Tumor-dependent Inflammation Modulation Increases Cancer Vaccine Efficacy

 

Trainee:

Rita-Marie T. Woodford

Woodford

Research Mentor:

Dr. Jenny Ting, PhD

Ting

Clinical Co-mentor:

Dr. Karen Mckinnon, PhD

Mckinnon

Clinical Co-mentor

Dr. Jon Serody, M.D.
Serody
Home Department Oral Biology
Project Description

Summary: Our lab examines inflammation in cancer and tumor-pulsed dendritic cell vaccine efficacy.  We find that tumor vaccines given to animals lacking a component of the caspase-1 activating inflammasome complex, ASC, resulted in complete reduction of tumor mass.  NLRP3, a binding partner to ASC in the caspase-1 activating inflammasome complex, induces an inflammatory response at the tumor site that nonetheless inhibits T lymphocytes from killing tumor cells.  This immune suppression is correlated with an increase of a population of cells called Myeloid-derived suppressor cells (MDSC).

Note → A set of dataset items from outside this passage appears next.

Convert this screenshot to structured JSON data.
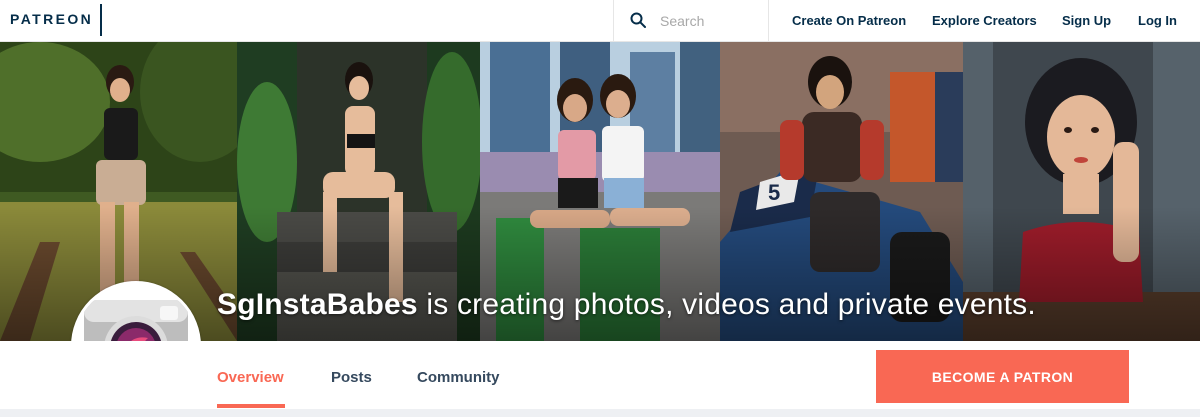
{
  "header": {
    "logo": "PATREON",
    "search_placeholder": "Search",
    "nav": {
      "create": "Create On Patreon",
      "explore": "Explore Creators",
      "signup": "Sign Up",
      "login": "Log In"
    }
  },
  "banner": {
    "creator_name": "SgInstaBabes",
    "tagline": " is creating photos, videos and private events."
  },
  "tabs": {
    "overview": "Overview",
    "posts": "Posts",
    "community": "Community"
  },
  "cta": {
    "label": "BECOME A PATRON"
  },
  "colors": {
    "brand_navy": "#052d49",
    "accent": "#f96854"
  },
  "icons": [
    "search-icon",
    "camera-logo-icon"
  ]
}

Background: The NLRP3 protein expressed by antigen presenting cells normally forms a caspase-1 activating complex with an adaptor molecule, ASC, which activates pro-caspase-1.  Procaspase-1 undergoes self-cleavage to form the mature enzyme caspase-1, which cleaves the pro-inflammatory cytokines pro-IL-1b and pro-IL-18 into their mature forms.  My research will focus on this enzyme cascade in cancer.

Hypothesis: Components of the inflammasome reduce anti-tumor immunity.

Goal: This project is to improve cancer therapeutics by better understanding the mechanisms of inflammation and tumor immune evasion in the context of vaccination.